There is nothing preventing someone from giving an iou on identified bitcoin at a wallet address. If a third party is willing to accept this iou as payment for a future transaction, a fractional reserve system could begin naturally. This is how fractional reserve trading began with gold deposits.
But it isn't bitcoin and there is no convenience reason why you need a certificate for an item that is itself a kind of certificate and just as easy to handle. It's not going to be bitcoin, if the marketing is honest, and the supply will be rubbery and nobody will hodl them.
There just isn't reason for financialisation with a fixed supply regime. You can park your surplus in coins for later investments, people can make contracts where they pay you coins and then you promise to pay them a share of the profits. That doesn't require funny numbers either, it's a separate kind of contract.
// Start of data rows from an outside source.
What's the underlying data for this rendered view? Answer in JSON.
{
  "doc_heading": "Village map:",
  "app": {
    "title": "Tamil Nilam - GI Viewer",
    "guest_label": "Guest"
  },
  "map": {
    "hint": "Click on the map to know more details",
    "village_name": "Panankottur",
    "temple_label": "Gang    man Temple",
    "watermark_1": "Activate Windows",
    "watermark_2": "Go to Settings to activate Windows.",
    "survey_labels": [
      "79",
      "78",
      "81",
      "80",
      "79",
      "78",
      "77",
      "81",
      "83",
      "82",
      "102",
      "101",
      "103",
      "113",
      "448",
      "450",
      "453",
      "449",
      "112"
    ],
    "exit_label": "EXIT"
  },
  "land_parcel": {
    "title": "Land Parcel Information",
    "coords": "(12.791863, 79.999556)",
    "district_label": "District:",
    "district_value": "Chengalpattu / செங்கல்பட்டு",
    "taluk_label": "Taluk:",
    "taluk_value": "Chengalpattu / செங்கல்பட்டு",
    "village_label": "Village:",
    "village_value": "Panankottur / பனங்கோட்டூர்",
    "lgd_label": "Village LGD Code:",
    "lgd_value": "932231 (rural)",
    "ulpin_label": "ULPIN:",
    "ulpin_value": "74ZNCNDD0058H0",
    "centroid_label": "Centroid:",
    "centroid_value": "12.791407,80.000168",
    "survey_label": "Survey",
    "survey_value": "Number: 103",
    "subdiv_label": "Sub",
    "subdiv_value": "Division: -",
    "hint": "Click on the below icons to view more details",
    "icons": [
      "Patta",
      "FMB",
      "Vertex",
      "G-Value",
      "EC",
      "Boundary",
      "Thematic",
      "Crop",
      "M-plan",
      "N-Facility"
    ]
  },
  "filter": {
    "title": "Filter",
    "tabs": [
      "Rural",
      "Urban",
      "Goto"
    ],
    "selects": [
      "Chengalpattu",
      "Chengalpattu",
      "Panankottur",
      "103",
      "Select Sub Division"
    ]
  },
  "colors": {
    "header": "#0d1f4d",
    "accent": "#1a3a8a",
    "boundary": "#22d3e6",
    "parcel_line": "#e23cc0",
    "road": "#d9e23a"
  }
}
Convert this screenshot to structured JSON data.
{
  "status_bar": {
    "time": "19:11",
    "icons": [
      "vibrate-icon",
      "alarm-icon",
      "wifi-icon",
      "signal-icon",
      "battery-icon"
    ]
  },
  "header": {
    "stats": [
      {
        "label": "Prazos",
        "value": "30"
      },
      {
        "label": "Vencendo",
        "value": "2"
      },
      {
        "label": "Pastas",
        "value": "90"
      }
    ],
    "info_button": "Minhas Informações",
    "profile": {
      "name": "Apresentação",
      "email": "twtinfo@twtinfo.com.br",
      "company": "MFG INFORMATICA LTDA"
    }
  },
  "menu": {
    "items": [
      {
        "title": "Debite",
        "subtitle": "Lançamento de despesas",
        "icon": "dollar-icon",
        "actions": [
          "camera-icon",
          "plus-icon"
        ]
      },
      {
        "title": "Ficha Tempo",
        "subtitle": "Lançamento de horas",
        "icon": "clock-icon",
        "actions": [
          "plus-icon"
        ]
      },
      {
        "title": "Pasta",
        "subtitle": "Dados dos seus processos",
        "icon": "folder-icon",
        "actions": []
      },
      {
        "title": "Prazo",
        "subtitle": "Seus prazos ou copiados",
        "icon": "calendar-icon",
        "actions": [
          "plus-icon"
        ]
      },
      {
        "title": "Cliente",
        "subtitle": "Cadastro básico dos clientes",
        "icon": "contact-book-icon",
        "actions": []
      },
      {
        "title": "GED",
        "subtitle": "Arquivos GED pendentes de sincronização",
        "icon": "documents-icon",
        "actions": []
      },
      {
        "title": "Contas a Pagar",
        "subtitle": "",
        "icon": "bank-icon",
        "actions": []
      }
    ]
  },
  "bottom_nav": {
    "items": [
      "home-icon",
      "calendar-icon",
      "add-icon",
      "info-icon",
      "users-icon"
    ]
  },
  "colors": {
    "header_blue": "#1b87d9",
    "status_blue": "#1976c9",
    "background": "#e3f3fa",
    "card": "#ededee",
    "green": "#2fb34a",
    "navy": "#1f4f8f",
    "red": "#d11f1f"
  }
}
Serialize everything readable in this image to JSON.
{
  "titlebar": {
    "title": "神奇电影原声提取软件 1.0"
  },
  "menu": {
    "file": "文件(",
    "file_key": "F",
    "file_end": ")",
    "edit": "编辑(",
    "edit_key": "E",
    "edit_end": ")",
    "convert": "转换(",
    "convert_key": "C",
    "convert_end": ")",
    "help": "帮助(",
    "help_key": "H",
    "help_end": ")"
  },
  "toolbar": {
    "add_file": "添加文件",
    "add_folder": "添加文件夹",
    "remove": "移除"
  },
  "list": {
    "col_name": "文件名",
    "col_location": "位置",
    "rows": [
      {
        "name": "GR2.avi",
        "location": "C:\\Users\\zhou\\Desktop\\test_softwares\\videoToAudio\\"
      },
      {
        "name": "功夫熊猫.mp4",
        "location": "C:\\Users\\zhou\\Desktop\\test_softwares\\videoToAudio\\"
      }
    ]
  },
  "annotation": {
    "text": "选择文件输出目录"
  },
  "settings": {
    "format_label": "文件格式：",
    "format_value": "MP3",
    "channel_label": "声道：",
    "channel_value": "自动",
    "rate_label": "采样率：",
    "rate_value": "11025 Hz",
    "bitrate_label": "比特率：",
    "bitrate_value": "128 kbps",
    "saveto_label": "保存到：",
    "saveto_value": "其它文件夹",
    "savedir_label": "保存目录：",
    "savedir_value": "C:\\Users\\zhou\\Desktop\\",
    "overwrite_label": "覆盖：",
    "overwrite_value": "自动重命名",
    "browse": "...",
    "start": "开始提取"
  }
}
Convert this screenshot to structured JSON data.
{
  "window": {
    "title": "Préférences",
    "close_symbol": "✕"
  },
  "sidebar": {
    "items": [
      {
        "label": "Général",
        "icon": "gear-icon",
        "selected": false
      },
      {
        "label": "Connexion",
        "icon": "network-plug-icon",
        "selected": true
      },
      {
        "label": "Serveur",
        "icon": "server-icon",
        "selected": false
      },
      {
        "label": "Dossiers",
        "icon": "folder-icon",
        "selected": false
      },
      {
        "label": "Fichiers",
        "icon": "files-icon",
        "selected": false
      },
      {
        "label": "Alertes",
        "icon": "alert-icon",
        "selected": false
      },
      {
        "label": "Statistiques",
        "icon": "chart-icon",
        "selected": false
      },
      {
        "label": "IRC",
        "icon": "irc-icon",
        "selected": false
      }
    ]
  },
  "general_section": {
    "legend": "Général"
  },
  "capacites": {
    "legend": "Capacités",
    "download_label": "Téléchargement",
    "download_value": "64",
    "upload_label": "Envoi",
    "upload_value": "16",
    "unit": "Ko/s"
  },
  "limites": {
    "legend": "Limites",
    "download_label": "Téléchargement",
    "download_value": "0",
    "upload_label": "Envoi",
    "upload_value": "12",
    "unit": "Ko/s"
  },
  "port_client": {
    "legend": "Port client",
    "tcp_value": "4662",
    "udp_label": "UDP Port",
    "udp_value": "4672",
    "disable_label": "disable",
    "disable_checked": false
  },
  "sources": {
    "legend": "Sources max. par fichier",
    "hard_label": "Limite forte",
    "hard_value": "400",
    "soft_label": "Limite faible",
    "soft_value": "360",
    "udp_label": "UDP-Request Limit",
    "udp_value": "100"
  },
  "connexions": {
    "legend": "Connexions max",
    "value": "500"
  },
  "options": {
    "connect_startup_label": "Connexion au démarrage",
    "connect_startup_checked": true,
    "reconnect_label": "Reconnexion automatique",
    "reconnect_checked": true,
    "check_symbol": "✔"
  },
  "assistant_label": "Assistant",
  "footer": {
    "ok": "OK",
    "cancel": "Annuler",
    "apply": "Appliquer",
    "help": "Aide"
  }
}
A credit market in bitcoin is not the same as fractional reserve banking, but it achieves the same thing without the central lever that is used to create boom/bust cycles and consolidate centralisation.
reply
I see your point. Still, I can imagine a scenario where there would be an incentive for using an iou versus actual bitcoin. For example, in the future transaction fees may become significant.
reply
By that time whole bitcoins will be moving around the lightning network in one go. So, yeah, still no change in the friction going forward. If the economics of running nodes remains similar against the living costs with an increase in block size then there's that solution too. It is possible that advances in the protocol will drastically reduce the on-chain data size per user as has already happened several times with new transaction formats and segwit and so on.
When all LN nodes support AMP fully larger payments will become easier and more routine on LN.
I doubt that BIP 42 will ever be rescinded. Certainly, from my cold dead hands!